Functional Impact Investing Ecosystems Reduce Risk

Impact investors are typically seen as part of the supportive ecosystem inclusive businesses require to start, succeed and go to scale. The second Frankfurt Round Table on Social Finance on June 4, 2013, in Frankfurt, made it clear that impact investors themselves need a supportive ecosystem to reduce costs and risks of investments. The round table, organized by the German development bank KfW in collaboration with Ashoka, brought together impact investors, social entrepreneurs, and intermediaries.

Participants agreed strongly that investors require a supportive ecosystem on three main levels:

1) Different types of capital providers need to collaborate along the life cycle of a social enterprise. In early stages, entrepreneurs mostly make use of stipends and grants. When the business is small, concessional and risk tolerant debt funding is often easier to handle than opening up the ownership of the company. Equity investments and the attached shareholder interests need to be timed well to ensure ability to digest and prevent stagnation due to capital starvation. Investors along this life cycle would do well to coordinate better to help graduate investees from one level to the next. Not enough coordination is happening on this level. In addition, few investors have developed sufficiently low cost models of operation and have the risk appetite to invest in untested, early stage ventures.

2) Financial market intermediaries such as specialized rating firms and legal, tax and business consultancies, but also relevant sector conferences, capable business incubators and exposure platforms such as business plan/start-up competitions can reduce transaction costs and risks to investors and support the life cycle approach to funding needs. In addition, social enterprises often need capacity building in the form of training and coaching, and sometimes through recruiting and head hunting, to move from one level of scale and complexity to the next. Here is where investors saw the biggest gap.

3) The general business environment, including market linkages, infrastructure, the regulatory environment, and, in general, functional value chains is the level of ecosystem that allow social entrepreneurs to grow. Impact investors take these factors into account for their risk analysis, thus reinforcing the trend that investments have a tendency to cluster in few geographies and sectors.

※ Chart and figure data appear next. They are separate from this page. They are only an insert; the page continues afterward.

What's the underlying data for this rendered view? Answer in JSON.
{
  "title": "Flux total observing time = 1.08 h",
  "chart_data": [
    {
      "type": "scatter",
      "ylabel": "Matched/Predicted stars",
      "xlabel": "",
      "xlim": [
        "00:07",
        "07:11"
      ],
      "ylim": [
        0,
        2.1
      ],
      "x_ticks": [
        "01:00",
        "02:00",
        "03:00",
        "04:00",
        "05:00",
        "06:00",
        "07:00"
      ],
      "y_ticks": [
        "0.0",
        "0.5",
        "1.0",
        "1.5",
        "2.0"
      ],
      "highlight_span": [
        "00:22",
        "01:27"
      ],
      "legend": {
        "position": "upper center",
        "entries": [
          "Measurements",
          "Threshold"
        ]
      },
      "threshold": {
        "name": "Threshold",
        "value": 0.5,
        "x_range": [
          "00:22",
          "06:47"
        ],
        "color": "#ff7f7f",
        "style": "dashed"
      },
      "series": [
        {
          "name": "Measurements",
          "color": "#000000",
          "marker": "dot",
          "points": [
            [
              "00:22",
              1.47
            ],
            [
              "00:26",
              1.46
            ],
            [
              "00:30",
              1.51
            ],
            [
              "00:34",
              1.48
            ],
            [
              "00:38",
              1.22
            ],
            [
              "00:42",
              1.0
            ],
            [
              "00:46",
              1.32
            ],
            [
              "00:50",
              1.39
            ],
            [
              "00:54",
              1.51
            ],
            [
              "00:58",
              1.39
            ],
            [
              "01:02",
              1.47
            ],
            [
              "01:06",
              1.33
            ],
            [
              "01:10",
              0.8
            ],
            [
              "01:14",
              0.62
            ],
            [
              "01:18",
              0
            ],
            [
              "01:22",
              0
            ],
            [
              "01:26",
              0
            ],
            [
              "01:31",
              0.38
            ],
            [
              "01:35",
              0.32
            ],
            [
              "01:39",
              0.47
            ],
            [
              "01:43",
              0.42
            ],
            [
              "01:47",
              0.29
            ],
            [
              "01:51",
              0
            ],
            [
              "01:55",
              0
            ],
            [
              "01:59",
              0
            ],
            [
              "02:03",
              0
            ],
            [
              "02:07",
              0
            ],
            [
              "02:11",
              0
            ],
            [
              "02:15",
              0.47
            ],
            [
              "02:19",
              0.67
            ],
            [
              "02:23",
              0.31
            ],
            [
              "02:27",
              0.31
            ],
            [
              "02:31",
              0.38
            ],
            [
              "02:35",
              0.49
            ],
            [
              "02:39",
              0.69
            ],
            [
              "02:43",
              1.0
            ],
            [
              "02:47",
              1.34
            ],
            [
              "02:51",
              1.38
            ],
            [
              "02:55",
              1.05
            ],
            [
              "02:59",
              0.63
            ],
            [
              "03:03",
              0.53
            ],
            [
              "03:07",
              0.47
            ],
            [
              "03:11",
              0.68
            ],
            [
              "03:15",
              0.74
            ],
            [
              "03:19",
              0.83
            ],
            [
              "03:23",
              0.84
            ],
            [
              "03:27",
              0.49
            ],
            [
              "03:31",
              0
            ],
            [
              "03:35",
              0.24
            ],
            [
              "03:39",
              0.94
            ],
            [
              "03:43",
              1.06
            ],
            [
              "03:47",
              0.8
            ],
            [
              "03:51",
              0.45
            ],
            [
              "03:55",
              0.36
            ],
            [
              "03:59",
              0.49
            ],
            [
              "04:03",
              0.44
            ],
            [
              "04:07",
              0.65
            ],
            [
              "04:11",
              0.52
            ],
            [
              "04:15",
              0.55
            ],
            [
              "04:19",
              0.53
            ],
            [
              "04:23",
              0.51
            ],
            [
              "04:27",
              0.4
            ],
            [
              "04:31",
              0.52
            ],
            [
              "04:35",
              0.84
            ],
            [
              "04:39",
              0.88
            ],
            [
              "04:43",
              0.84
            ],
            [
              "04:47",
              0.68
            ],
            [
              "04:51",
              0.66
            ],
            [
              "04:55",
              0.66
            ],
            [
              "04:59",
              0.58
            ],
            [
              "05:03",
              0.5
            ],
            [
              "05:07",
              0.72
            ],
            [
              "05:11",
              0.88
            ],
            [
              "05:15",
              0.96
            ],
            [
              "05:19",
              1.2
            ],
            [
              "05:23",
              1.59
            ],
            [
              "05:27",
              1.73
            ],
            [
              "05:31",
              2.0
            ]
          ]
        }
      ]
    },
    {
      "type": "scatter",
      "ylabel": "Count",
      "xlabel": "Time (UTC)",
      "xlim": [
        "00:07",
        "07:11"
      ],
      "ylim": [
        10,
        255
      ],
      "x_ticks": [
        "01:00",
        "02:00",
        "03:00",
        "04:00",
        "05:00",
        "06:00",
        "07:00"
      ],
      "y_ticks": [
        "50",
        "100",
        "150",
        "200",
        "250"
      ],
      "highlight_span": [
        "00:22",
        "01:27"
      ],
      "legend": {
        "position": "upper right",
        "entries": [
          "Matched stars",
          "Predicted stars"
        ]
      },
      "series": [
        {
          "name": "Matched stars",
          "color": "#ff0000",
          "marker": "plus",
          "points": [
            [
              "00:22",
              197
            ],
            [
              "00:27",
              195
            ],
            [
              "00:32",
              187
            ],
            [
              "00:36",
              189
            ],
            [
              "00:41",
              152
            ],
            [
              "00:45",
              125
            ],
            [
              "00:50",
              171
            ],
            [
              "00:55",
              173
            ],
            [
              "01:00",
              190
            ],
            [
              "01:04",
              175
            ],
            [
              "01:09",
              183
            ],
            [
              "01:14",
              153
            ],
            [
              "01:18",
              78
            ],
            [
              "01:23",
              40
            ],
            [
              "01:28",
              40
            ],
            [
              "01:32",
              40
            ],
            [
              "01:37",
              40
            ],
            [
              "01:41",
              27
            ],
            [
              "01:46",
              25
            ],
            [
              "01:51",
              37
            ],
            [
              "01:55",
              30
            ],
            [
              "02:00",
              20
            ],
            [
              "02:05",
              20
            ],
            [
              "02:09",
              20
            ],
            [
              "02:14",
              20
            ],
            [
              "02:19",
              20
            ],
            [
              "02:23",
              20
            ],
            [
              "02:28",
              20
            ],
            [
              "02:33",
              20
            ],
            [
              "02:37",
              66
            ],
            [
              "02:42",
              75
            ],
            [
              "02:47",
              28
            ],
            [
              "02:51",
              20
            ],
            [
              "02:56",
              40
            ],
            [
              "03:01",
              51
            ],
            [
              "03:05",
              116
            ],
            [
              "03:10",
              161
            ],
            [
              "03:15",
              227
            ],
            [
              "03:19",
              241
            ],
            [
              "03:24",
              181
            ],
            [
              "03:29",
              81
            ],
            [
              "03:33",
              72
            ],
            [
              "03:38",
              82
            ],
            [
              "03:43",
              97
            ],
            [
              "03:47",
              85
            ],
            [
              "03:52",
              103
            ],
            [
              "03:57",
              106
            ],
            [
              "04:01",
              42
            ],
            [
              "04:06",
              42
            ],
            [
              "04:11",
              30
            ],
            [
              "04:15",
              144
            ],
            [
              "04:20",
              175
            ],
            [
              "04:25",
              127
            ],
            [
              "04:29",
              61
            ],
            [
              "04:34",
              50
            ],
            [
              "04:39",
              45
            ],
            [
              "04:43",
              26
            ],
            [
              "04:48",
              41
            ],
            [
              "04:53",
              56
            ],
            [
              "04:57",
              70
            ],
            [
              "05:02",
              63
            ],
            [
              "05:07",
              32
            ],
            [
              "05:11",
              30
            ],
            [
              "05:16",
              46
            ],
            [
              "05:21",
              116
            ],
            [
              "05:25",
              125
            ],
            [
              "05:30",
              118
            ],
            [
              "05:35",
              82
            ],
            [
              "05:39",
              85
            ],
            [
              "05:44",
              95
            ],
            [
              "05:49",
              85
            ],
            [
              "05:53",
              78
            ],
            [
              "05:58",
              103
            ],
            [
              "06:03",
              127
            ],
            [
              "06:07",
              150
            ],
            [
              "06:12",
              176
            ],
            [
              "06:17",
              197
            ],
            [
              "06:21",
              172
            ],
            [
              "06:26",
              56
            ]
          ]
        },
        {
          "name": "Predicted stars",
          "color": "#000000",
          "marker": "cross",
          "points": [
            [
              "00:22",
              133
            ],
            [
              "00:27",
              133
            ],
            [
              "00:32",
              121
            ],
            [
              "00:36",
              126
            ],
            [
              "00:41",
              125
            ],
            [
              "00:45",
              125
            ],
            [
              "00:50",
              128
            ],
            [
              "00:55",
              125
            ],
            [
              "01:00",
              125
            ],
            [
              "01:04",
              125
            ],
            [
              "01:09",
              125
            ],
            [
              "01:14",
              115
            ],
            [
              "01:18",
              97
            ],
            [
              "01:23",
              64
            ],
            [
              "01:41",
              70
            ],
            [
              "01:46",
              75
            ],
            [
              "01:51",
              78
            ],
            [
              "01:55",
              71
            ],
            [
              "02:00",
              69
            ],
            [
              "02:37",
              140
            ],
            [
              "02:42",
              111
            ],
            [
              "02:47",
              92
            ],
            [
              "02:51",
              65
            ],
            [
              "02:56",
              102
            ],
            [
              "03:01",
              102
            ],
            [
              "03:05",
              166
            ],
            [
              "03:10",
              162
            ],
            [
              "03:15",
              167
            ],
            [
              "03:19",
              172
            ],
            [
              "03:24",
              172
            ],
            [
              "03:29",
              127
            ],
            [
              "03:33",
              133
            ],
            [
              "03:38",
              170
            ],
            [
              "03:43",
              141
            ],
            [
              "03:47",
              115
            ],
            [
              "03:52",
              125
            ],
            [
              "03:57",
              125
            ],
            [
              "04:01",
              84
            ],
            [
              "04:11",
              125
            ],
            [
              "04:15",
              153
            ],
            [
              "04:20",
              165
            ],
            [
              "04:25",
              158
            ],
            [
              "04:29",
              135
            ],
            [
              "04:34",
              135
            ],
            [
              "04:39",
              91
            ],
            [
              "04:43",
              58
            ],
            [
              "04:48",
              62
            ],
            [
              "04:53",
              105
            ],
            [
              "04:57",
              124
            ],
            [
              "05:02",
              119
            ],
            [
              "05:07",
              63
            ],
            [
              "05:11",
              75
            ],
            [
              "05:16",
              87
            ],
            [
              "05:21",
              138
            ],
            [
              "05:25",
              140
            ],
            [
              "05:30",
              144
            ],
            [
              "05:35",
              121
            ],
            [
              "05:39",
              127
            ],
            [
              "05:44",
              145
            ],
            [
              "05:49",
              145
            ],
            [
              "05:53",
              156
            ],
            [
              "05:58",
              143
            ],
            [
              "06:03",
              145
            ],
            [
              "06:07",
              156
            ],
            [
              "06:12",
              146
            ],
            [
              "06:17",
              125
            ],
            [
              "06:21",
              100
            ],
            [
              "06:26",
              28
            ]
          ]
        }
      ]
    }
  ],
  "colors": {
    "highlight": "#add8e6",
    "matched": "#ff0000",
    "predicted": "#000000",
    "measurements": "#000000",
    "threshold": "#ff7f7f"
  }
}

In India, where much of the inclusive business buzz happens, a comparatively dense ecosystem of impact investors and intermediaries has evolved. A comparative KfW study confirmed that the impact investment landscape and ecosystem remains underdeveloped in most other markets in South- and South-East Asia. Nevertheless, while it is certainly too early to speak of impact investments an own asset class in these countries, individual investment opportunities do exist and wait to be exploited in the large and largely untapped frontier markets such as Pakistan, Bangladesh or Indonesia.


This blog was authored by Christina Tewes-Gradl and Jan Stilke (Project Manager, KfW), and originally posted on Business Fights Poverty.